I like to think I’m a good friend. I’m not great at keeping staying in touch daily, weekly or even monthly with people, but I am ALWAYS around to pick up the phone if someone calls, or respond when someone messages. I may not be the initiator, but I am loyal and reliably ‘there’. I will laugh with you, I will crack jokes to make you smile, I’ll listen to your tears, and celebrate your joys. All this to say that even though I’m struggling with infertility… I’ll still jump up and down with you if you finally get pregnant, or if you’re excited for your 5th kid.
A while ago (about 3.5 years), my brother and his wife called me to tell me they were pregnant.

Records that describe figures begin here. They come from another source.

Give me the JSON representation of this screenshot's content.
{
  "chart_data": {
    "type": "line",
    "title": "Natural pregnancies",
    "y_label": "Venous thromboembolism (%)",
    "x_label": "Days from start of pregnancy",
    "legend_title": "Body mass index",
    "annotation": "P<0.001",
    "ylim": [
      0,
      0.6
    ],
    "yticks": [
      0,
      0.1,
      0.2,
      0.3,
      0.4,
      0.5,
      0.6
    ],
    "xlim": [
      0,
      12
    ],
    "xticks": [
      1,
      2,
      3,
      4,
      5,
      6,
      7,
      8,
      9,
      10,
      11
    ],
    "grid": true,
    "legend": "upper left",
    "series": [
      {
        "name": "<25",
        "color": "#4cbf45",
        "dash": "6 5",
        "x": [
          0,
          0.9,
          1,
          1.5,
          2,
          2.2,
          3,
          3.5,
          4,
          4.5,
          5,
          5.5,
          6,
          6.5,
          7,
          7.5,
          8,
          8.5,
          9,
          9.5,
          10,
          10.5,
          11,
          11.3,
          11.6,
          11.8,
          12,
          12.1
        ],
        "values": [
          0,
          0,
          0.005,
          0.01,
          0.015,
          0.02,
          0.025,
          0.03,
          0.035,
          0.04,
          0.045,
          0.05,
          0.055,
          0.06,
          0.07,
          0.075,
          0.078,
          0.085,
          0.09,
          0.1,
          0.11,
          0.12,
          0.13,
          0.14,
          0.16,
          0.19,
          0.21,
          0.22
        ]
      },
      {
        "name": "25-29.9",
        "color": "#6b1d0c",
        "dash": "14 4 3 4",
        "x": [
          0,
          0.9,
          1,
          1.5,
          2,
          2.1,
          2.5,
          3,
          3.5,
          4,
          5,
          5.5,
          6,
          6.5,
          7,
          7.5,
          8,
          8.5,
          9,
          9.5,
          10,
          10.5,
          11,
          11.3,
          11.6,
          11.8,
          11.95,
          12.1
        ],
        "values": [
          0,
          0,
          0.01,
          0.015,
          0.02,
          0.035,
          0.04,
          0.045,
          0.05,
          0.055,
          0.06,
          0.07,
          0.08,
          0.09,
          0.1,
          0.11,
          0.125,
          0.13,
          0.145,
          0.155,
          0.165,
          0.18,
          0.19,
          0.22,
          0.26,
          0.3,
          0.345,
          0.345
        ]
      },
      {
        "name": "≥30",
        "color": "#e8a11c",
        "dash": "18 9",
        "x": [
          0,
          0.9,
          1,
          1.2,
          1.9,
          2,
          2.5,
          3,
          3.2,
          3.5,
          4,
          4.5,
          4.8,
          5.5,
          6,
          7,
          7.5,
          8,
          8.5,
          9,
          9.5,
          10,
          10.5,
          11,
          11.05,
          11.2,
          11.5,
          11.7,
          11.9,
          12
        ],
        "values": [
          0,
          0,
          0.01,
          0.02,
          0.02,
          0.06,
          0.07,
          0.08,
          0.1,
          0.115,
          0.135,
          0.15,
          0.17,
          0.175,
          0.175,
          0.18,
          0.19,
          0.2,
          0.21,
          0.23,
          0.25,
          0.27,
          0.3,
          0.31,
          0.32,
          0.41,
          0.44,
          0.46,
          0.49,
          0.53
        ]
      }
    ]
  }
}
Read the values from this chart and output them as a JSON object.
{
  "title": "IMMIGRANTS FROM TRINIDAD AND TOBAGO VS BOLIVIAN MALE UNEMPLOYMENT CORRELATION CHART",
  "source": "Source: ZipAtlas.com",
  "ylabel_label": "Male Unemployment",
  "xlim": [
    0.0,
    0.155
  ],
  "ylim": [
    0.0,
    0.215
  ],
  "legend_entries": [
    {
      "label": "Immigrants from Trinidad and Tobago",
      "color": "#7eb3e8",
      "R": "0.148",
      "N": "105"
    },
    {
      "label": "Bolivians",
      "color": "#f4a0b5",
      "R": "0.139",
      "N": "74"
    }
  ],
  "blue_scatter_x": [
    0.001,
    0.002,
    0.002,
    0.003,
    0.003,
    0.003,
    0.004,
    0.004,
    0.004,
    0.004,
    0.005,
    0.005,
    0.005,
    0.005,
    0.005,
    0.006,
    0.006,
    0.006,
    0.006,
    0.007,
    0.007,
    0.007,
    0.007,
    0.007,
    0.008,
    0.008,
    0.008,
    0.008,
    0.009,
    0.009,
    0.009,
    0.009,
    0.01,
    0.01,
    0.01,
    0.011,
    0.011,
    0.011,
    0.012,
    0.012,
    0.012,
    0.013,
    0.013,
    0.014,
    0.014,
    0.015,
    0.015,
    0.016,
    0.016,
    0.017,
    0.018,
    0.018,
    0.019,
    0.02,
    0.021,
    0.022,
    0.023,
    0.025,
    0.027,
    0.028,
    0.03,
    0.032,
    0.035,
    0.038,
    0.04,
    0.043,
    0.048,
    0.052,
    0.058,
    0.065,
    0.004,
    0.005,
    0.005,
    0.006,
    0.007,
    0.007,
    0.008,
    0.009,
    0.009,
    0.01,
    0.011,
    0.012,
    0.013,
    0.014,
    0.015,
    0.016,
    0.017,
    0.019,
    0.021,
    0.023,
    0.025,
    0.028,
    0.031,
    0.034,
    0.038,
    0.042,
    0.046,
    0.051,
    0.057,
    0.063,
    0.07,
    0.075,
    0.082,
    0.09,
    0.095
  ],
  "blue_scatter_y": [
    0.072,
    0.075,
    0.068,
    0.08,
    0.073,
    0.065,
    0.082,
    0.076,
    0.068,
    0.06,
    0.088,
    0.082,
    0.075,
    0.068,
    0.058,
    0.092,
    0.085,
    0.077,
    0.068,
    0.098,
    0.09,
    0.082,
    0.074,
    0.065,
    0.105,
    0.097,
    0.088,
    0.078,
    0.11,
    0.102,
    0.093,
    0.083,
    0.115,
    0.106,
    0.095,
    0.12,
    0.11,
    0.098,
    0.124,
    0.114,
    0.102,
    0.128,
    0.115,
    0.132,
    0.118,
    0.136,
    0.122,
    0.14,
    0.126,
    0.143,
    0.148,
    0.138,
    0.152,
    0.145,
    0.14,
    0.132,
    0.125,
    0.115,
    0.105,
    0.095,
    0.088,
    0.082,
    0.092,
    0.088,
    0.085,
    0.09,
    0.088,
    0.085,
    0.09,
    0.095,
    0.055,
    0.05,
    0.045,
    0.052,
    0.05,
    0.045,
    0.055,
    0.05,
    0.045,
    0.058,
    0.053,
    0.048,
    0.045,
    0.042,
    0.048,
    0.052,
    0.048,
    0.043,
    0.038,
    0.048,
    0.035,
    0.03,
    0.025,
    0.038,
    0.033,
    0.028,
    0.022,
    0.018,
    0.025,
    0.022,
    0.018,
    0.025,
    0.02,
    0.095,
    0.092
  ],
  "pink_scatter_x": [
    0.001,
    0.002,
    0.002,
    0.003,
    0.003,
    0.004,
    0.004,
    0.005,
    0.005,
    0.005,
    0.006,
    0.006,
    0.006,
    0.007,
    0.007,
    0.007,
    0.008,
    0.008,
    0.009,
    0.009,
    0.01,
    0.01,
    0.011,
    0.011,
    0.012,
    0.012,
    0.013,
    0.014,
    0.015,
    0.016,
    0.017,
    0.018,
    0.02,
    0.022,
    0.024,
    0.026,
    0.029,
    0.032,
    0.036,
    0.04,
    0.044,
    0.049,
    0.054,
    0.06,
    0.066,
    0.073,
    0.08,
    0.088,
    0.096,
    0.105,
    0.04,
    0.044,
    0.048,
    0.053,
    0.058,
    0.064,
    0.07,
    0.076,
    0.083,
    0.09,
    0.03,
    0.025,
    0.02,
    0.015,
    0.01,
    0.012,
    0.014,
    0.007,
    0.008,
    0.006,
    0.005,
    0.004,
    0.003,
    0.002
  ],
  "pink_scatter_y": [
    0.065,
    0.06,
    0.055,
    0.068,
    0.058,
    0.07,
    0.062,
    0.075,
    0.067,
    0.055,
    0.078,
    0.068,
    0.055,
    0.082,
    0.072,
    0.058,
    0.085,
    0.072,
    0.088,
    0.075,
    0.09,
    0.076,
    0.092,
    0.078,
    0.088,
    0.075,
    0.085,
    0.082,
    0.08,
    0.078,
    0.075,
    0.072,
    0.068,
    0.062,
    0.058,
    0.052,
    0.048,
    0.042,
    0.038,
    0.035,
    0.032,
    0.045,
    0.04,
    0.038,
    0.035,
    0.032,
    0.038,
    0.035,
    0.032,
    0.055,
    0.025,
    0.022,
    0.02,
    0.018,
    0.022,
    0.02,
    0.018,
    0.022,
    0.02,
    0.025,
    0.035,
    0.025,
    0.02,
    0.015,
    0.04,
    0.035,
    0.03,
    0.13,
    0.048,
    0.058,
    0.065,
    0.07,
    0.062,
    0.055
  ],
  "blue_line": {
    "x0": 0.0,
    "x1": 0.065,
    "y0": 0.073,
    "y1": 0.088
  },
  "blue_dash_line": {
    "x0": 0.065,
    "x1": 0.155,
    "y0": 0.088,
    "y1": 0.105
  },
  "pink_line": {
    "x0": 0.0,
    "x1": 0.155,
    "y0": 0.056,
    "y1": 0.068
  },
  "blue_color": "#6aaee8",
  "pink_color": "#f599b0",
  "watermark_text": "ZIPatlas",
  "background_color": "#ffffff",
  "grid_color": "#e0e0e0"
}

There was hesitation in his voice, there was pause of how to tell me, everything that was said was thought out with an ever-present uncertainty of how I would react. I remember the conversation clearly. He cared about my feelings. He was walking on eggshells. There was a clear sense of relief when I reacted with utter joy and excitement. I was going to be an Aunt (again.. but this time it was my brother, not my sister-in-law) and I was thrilled.
I remember it so clearly because it meant so much to me that they were worried about me and my feelings, but it also hurt a little, that they thought I would be anything but happy. I realized with this infertility bullsh$&t, that I’m even more excited and happy for my friends and family who are having kids. Why? Because I know what a struggle it can be. I know what a heartache it can be. I know how much pain, sadness, guilt and crushing disappointment, trying to have children can be.
Now having said that…baby showers…
I have gone to a couple since I found out I couldn’t have children. They’re hard on me. REALLY hard on me. I don’t know what it is, but it is not healthy for me. I also feel like I’m bringing everyone else down because I can’t seem to ‘get into the spirit’… so I’ve decided that, for my own mental health, I shouldn’t go to baby showers. Trust me, I LOVE buying my nieces and nephews (official or not) all the cute things, and I will 100% spoil your children (that’s my job as Aunt), but if I don’t RSVP “yes” to your baby shower, please know it’s not because I’m not happy for you, and it’s not that I don’t want to give you all the cute things… it’s simply a line I’ve had to draw for my own mental health.
So to all my friends, family, friends of friends, friends of family…I love you and am happy for you.
Happier than I can express. I’m THRILLED for you and the adventure you’re taking on. Do not hesitate to call me or tell me. I will be the FIRST person to jump up and down with you…. to toast with a glass of scotch to you… I’m even willing to drink yours for you too! I will absolutely be 100% in your corner. My joy and love for you trumps any pain or jealousy that may spring up.